I am reading with great interest my friend David Skeel's wonderful new book The New Financial Deal: Understanding the Dodd-Frank Act and Its (Unintended) Consequences. My main complaint so far is that it largely ignores the corporate governance pieces of the Act, although in fairness those are small pieces and, in any event, leaves room for my book Corporate Governance After the Crises, due out in the fall from Oxford University Press.
My review should be up soon. In the meanwhile, here's a taste of a review by David Zarig of The Conglomerate:
David Skeel's New Financial Deal (in an earlier post, I told you that his broad perspective on what is the first scholarly book out about Dodd-Frank may be thought of as Jacksonian/Tory), is, in large part, a story of the advantages of bankruptcy over resolution authority – the two alternative ways of dealing with insolvent banks.
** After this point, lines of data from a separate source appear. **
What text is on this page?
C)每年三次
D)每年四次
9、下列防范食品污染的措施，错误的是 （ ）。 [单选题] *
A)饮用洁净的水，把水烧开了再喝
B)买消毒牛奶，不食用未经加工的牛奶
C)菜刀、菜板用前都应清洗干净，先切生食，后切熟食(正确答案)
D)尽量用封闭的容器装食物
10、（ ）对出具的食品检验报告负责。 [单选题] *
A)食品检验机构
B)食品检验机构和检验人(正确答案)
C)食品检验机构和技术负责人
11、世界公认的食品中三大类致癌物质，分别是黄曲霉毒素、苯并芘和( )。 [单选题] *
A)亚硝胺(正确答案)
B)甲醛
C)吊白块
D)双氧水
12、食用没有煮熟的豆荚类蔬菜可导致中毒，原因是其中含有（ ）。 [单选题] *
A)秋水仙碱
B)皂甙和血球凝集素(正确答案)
Dodd-Frank, of course, chose to double down on resolution authority, and Skeel thinks that bankruptcy is the better way to handle bank restructurings. ...
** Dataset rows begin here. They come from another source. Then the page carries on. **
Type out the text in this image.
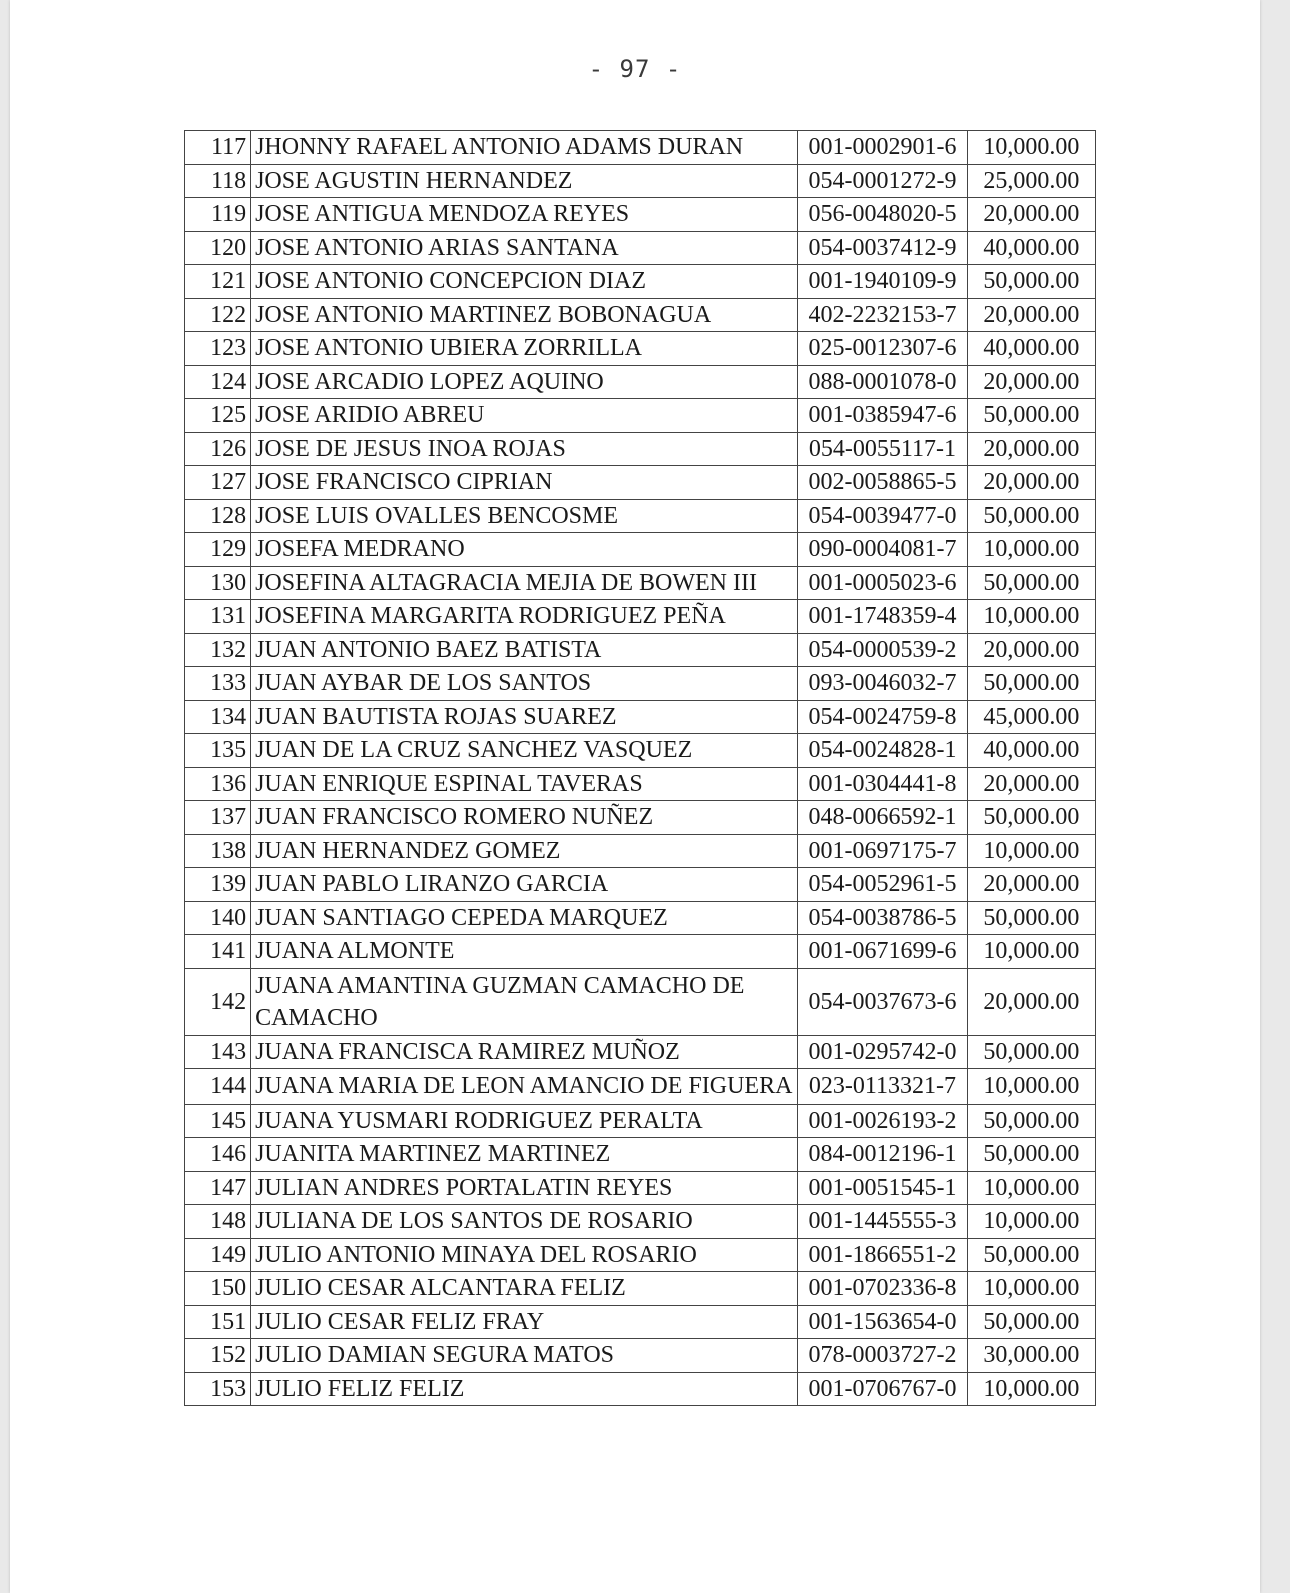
- 97 -
117	JHONNY RAFAEL ANTONIO ADAMS DURAN	001-0002901-6	10,000.00
118	JOSE AGUSTIN HERNANDEZ	054-0001272-9	25,000.00
119	JOSE ANTIGUA MENDOZA REYES	056-0048020-5	20,000.00
120	JOSE ANTONIO ARIAS SANTANA	054-0037412-9	40,000.00
121	JOSE ANTONIO CONCEPCION DIAZ	001-1940109-9	50,000.00
122	JOSE ANTONIO MARTINEZ BOBONAGUA	402-2232153-7	20,000.00
123	JOSE ANTONIO UBIERA ZORRILLA	025-0012307-6	40,000.00
124	JOSE ARCADIO LOPEZ AQUINO	088-0001078-0	20,000.00
125	JOSE ARIDIO ABREU	001-0385947-6	50,000.00
126	JOSE DE JESUS INOA ROJAS	054-0055117-1	20,000.00
127	JOSE FRANCISCO CIPRIAN	002-0058865-5	20,000.00
128	JOSE LUIS OVALLES BENCOSME	054-0039477-0	50,000.00
129	JOSEFA MEDRANO	090-0004081-7	10,000.00
130	JOSEFINA ALTAGRACIA MEJIA DE BOWEN III	001-0005023-6	50,000.00
131	JOSEFINA MARGARITA RODRIGUEZ PEÑA	001-1748359-4	10,000.00
132	JUAN ANTONIO BAEZ BATISTA	054-0000539-2	20,000.00
133	JUAN AYBAR DE LOS SANTOS	093-0046032-7	50,000.00
134	JUAN BAUTISTA ROJAS SUAREZ	054-0024759-8	45,000.00
135	JUAN DE LA CRUZ SANCHEZ VASQUEZ	054-0024828-1	40,000.00
136	JUAN ENRIQUE ESPINAL TAVERAS	001-0304441-8	20,000.00
137	JUAN FRANCISCO ROMERO NUÑEZ	048-0066592-1	50,000.00
138	JUAN HERNANDEZ GOMEZ	001-0697175-7	10,000.00
139	JUAN PABLO LIRANZO GARCIA	054-0052961-5	20,000.00
140	JUAN SANTIAGO CEPEDA MARQUEZ	054-0038786-5	50,000.00
141	JUANA ALMONTE	001-0671699-6	10,000.00
142	JUANA AMANTINA GUZMAN CAMACHO DE CAMACHO	054-0037673-6	20,000.00
143	JUANA FRANCISCA RAMIREZ MUÑOZ	001-0295742-0	50,000.00
144	JUANA MARIA DE LEON AMANCIO DE FIGUERA	023-0113321-7	10,000.00
145	JUANA YUSMARI RODRIGUEZ PERALTA	001-0026193-2	50,000.00
146	JUANITA MARTINEZ MARTINEZ	084-0012196-1	50,000.00
147	JULIAN ANDRES PORTALATIN REYES	001-0051545-1	10,000.00
148	JULIANA DE LOS SANTOS DE ROSARIO	001-1445555-3	10,000.00
149	JULIO ANTONIO MINAYA DEL ROSARIO	001-1866551-2	50,000.00
150	JULIO CESAR ALCANTARA FELIZ	001-0702336-8	10,000.00
151	JULIO CESAR FELIZ FRAY	001-1563654-0	50,000.00
152	JULIO DAMIAN SEGURA MATOS	078-0003727-2	30,000.00
153	JULIO FELIZ FELIZ	001-0706767-0	10,000.00
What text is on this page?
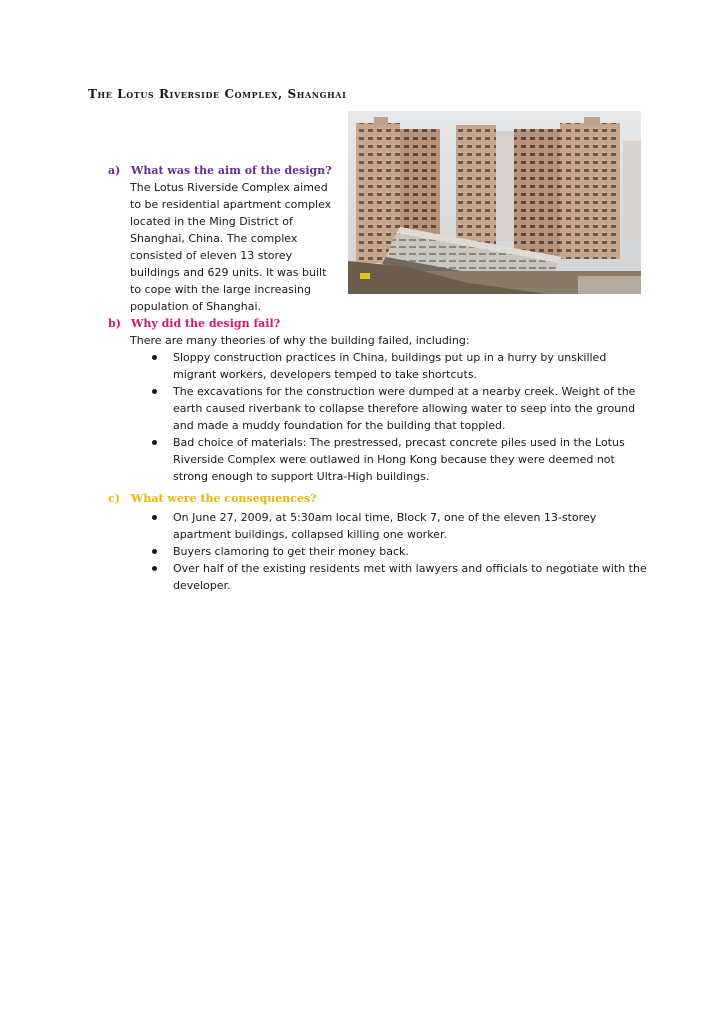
The Lotus Riverside Complex, Shanghai
a) What was the aim of the design?

The Lotus Riverside Complex aimed to be residential apartment complex located in the Ming District of Shanghai, China. The complex consisted of eleven 13 storey buildings and 629 units. It was built to cope with the large increasing population of Shanghai.

b) Why did the design fail?

There are many theories of why the building failed, including:

Sloppy construction practices in China, buildings put up in a hurry by unskilled migrant workers, developers temped to take shortcuts.
The excavations for the construction were dumped at a nearby creek. Weight of the earth caused riverbank to collapse therefore allowing water to seep into the ground and made a muddy foundation for the building that toppled.
Bad choice of materials: The prestressed, precast concrete piles used in the Lotus Riverside Complex were outlawed in Hong Kong because they were deemed not strong enough to support Ultra-High buildings.
c)	What were the consequences?
On June 27, 2009, at 5:30am local time, Block 7, one of the eleven 13-storey apartment buildings, collapsed killing one worker.
Buyers clamoring to get their money back.
Over half of the existing residents met with lawyers and officials to negotiate with the developer.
Two nice things that Skeel does in the book is to identify two objectives to think about with DF. He says the statute’s
- "first objective is to limit risk before the fact – before an institution or a market collapses. [] The second objective is to limit the destruction caused in the event that is systemically important institution does indeed fail, despite everyone's best efforts to prevent that from happening."
If those are the goals of DF, Skeel is concerned that rather less salubrious themes have also emerged from the legislation:
- "The two themes that emerge, repeatedly and unmistakably, from the 2,000 pages of legislation are (1) government partnership with the largest financial institutions and (2) ad hock intervention by regulators rather than a more predictable, rules-based response to crisis."
Also at The Conglomerate, Usha Rodrigues writes:
I just finished David Skeel's new book, The New Financial Deal, and my advice is: read this book. Its subtitle promises "Understanding the Dodd-Frank Act and its (Unintended) Consequences," and it delivers. Skeel is a bankruptcy expert at Penn Law, and he views Dodd-Frank through the prism of bankruptcy. I admit that I'm still in the stage of digesting Dodd-Frank, thinking through its ramifications, and awaiting the myriad regulations that will flesh it out. Short, crisp sentences, a bullet-pointed introduction to each chapter, and references that bounce from Churchill to baseball to the Bible make The New Financial Deal a great introduction to the mechanics of Dodd-Frank. The book is admirably lean (clocking in at a mere 193 pages), filled with muscular prose and emphatically not written in typical legal scholarese.
Skeel starts from the premise that bankruptcy works. We should have relied on it more during the financial crisis of 2008, Dodd-Frank is flawed because it rejects bankruptcy principles, and that the solution is...a little more bankruptcy. Whether or not you agree with Skeel's bankruptcy-centric view of the world, his argument functions as a plot, allowing him to relate the provisions to one another in a coherent narrative.
This is an important book and essential reading for anyone with an interest in our financial markets.